Arrêter d’avoir peur

Arrêter d’avoir peur

La peur, ennemie de beaucoup d’entre nous, cache davantage une angoisse d’être rejeté qu’une émotion rationnelle. Revenir à soi, en se dégageant du poids des attentes des autres, permet bien souvent de la surmonter.


Au-delà de toute peur fondée et saine qui nous permet de prendre du recul, de faire preuve de prudence et de mesurer le poids de nos actes, beaucoup de personnes ont ce sentiment d’être bloquées, plaquées au sol par un sentiment d’incapacité à avancer et à prendre les décisions nécessaires pour se construire une vie à leur image et aller au bout de leurs désirs.

J’ai cette profonde conviction que nous avons tous les mêmes capacités intérieures et que seule diffère notre croyance en notre possibilité de mobiliser des forces qui pourtant sommeillent en chacun de nous.
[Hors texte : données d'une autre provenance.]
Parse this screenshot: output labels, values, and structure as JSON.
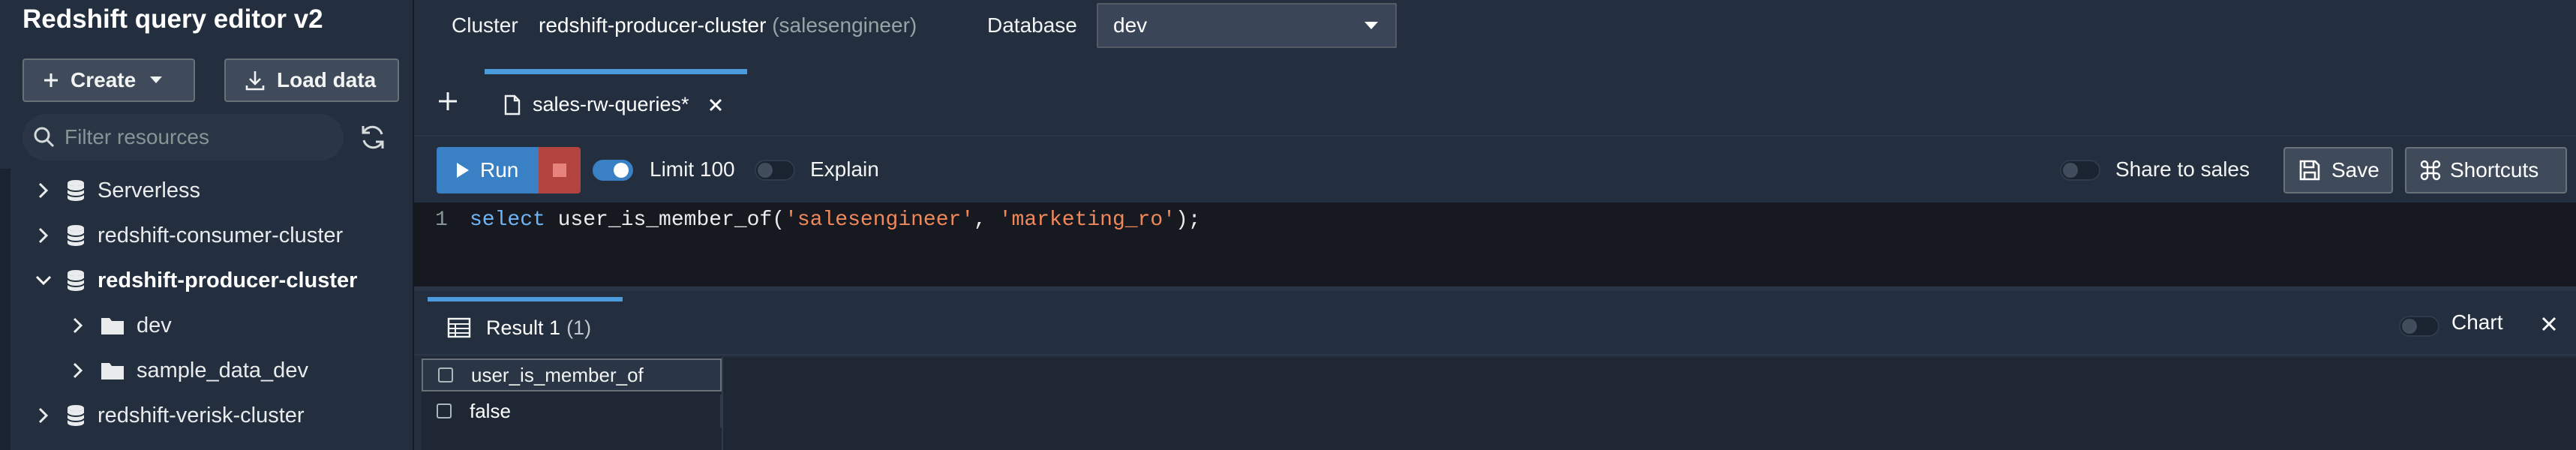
{
  "sidebar": {
    "app_title": "Redshift query editor v2",
    "create_label": "Create",
    "load_label": "Load data",
    "filter_placeholder": "Filter resources",
    "tree": [
      {
        "label": "Serverless",
        "expanded": false,
        "icon": "database-icon"
      },
      {
        "label": "redshift-consumer-cluster",
        "expanded": false,
        "icon": "database-icon"
      },
      {
        "label": "redshift-producer-cluster",
        "expanded": true,
        "icon": "database-icon"
      },
      {
        "label": "dev",
        "expanded": false,
        "icon": "folder-icon"
      },
      {
        "label": "sample_data_dev",
        "expanded": false,
        "icon": "folder-icon"
      },
      {
        "label": "redshift-verisk-cluster",
        "expanded": false,
        "icon": "database-icon"
      }
    ]
  },
  "connection": {
    "cluster_label": "Cluster",
    "cluster_value": "redshift-producer-cluster",
    "cluster_user": "(salesengineer)",
    "database_label": "Database",
    "database_value": "dev"
  },
  "tabs": [
    {
      "label": "sales-rw-queries*",
      "active": true
    }
  ],
  "toolbar": {
    "run_label": "Run",
    "limit_label": "Limit 100",
    "limit_enabled": true,
    "explain_label": "Explain",
    "explain_enabled": false,
    "share_label": "Share to sales",
    "share_enabled": false,
    "save_label": "Save",
    "shortcuts_label": "Shortcuts"
  },
  "editor": {
    "line_number": "1",
    "tokens": {
      "kw": "select",
      "fn_open": " user_is_member_of(",
      "arg1": "'salesengineer'",
      "sep": ", ",
      "arg2": "'marketing_ro'",
      "close": ");"
    }
  },
  "results": {
    "tab_label": "Result 1",
    "tab_count": "(1)",
    "chart_label": "Chart",
    "chart_enabled": false,
    "columns": [
      "user_is_member_of"
    ],
    "rows": [
      [
        "false"
      ]
    ]
  },
  "colors": {
    "background": "#232f3e",
    "editor_background": "#16191f",
    "accent": "#3a80c5",
    "tab_indicator": "#4c9bdc",
    "stop": "#b3433f",
    "keyword": "#6fb5f5",
    "string": "#f0885b"
  }
}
Si j’estime ne pas être assez bien pour telle chose, ou ne pas être capable de faire telle autre chose, alors je reste dans l’inaction.

Mais à mon sens, la stagnation provient surtout du regard de l’autre : si je décide de vivre comme j’en ai envie et de penser à moi d’abord, que vont penser les autres de moi ?

La peur de perdre l’amour de l’autre

Suivre son propre chemin, c’est accepter d’aller à contre-courant, que ce soit par rapport aux attentes de nos proches ou de ce qui est communément admis dans la société dans laquelle nous vivons.

C’est assumer les regards de désapprobation, les critiques et les jugements, et devoir malgré tout garder la tête haute et continuer à avancer.

L’être humain est un individu de lien. C’est le lien, l’amour et la reconnaissance de ses parents qui permettent au petit d’Homme de se construire et de continuer à évoluer. Sauf qu’à l’âge adulte, cette quête de l’approbation et de l’amour des autres peut être la cause d’une incapacité à avancer.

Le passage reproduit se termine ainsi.